Волчий
паспорт
Евгений
Евтушенко
Моржи всей генетической памятью знают, что самый
страшный и коварный зверь - это человек. Услышав предупредительный тревожный
рык одного из своих часовых, моржи, колыхая мощными телесами,
поползли к спасительной воде. Там они были подвижней, чем на суше, наказывавшей
их притяжением. Но в воде, когда они почувствовали себя защищеннее,
страх сменился любопытством, и над волнами закачались головы моржей с карими,
искрящимися глазами. У меня было такое чувство, как будто машина времени
волшебно перенесла меня к самому началу мира.
А потом я с
горечью вспомнил, как в 1963 году я ходил в Баренцевом море на зверобойной
шхуне, и кто-то поставил на палубе магнитофон с песней знаменитого тогда
итальянского вундеркинда Робертино Лоретти "Санта Лючия".
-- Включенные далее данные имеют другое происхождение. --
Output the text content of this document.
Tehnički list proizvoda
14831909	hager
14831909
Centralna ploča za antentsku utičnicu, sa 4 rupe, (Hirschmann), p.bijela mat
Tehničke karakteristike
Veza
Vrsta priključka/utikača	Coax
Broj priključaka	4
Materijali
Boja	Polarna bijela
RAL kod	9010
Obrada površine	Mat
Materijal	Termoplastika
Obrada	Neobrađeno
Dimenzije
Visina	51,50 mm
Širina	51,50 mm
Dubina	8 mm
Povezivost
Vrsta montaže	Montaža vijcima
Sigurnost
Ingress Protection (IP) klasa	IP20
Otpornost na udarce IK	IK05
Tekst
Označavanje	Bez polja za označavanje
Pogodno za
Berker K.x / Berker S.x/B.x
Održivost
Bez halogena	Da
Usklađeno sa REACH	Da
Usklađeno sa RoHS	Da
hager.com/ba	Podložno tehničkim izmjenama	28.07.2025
Эта сладкая песня нравилась обитателям соленой океанской воды, и немедленно
около борта вынырнула голова нерпы с женскими восторженно-любопытными глазами.
Кто-то мне сунул в
руки карабин, закричал: "Стреляй!" Я выстрелил, и то, что только что
было живым, переживающим, светящимся, всплыло потерявшим жизнь мертвым телом,
окрашивая воду вокруг себя кровью. Шхуна продолжала дальше путь, не
останавливаясь. "Первую добычу не берем!" - ответил мне капитан на
мой вопросительный взгляд.
А потом у меня был
другой случай, когда я убил влет одного из летевших над Вилюем гусей, и он,
словно совершая Божье наказание, упал в нашу лодку, прямо мне в руки. Но это
было только начало наказания, ибо второй гусь целый день кружил над нашей
лодкой, где лежал его убитый брат, и кричал, как будто своим криком мог
воскресить убитого. С той поры я практически бросил охоту. А ведь я никогда не
убил ни одного человека. Что же испытывают те, кто убивает людей? Почему они
тогда не бросят навсегда охоту на людей - войну?
Не стоит, конечно,
идеализировать любовь к животным - особенно показную. Гитлер, кажется, обожал
кошек, а Геринг - собак, что не мешало им замучить столько людей Но жестокость к животным - это тренинг жестокости к людям.
Вспомните хотя бы испанского инфанта Филиппа из книги Шарля де Костера
"Тиль Уленшпигель", который сажал живых
кошек внутрь клавесина. На каждой клавише была иголка, и при нажатии кошки
жалобно мяукали. Чем закончились подобные "шалости" инфанта? Кострами
инквизиции, где он поджаривал уже не собственную обезьяну, а еретиков.
Советские газеты
постоянно критиковали США за пропаганду насилия и жестокости. Американские
газеты критиковали СССР за попирание прав человека - то есть практически за
жестокость в области духа. Но вот вам Берингов пролив, разделяющий две наши
страны, где и по ту, и по другую сторону одинаково много жестокостей по
отношению к животным. Избиение дубинами бэби-нерп, когда вылетающие из орбит
глаза кричаще прилипают к фартуку убийц. Убийство собак на шапки, когда
животных обдирают полуживыми, ибо мех тогда дольше
сохраняется. Расстрелы с вертолетов диких оленей, когда убегающие беременные оленихи в ужасе отстреливаются плодами, исторгая их из
чрева, чтобы легче было бежать. Отношение к прирученным оленям как к свиньям,
обреченным на убой. Лов рыбы сетями с зауженными ячейками. Продолжающееся,
несмотря ни на какие "общественные кампании", уничтожение китов.
Может быть, киты устраивают массовые самоубийства для того, чтобы в людях,
наконец, проснулась совесть?
Послушайте
"экологический джаз" Поля Винтера, когда он микширует со своей
музыкой песни китов, похожие на молитвы, чтобы мы их не убивали. Неужели мы
упражняемся в жестокости на животных из инстинкта сохранения этой жестокости,
которая нам может пригодиться в войне против себе
подобных? Может быть, нам лучше позабыть, изжить из генетической памяти
искусство жестокости и к животным, и к людям, и тогда шансы взаимоканнибализма
понизятся?
Из
воспоминаний Евгения Евтушенко. "Волчий паспорт", 1998 г.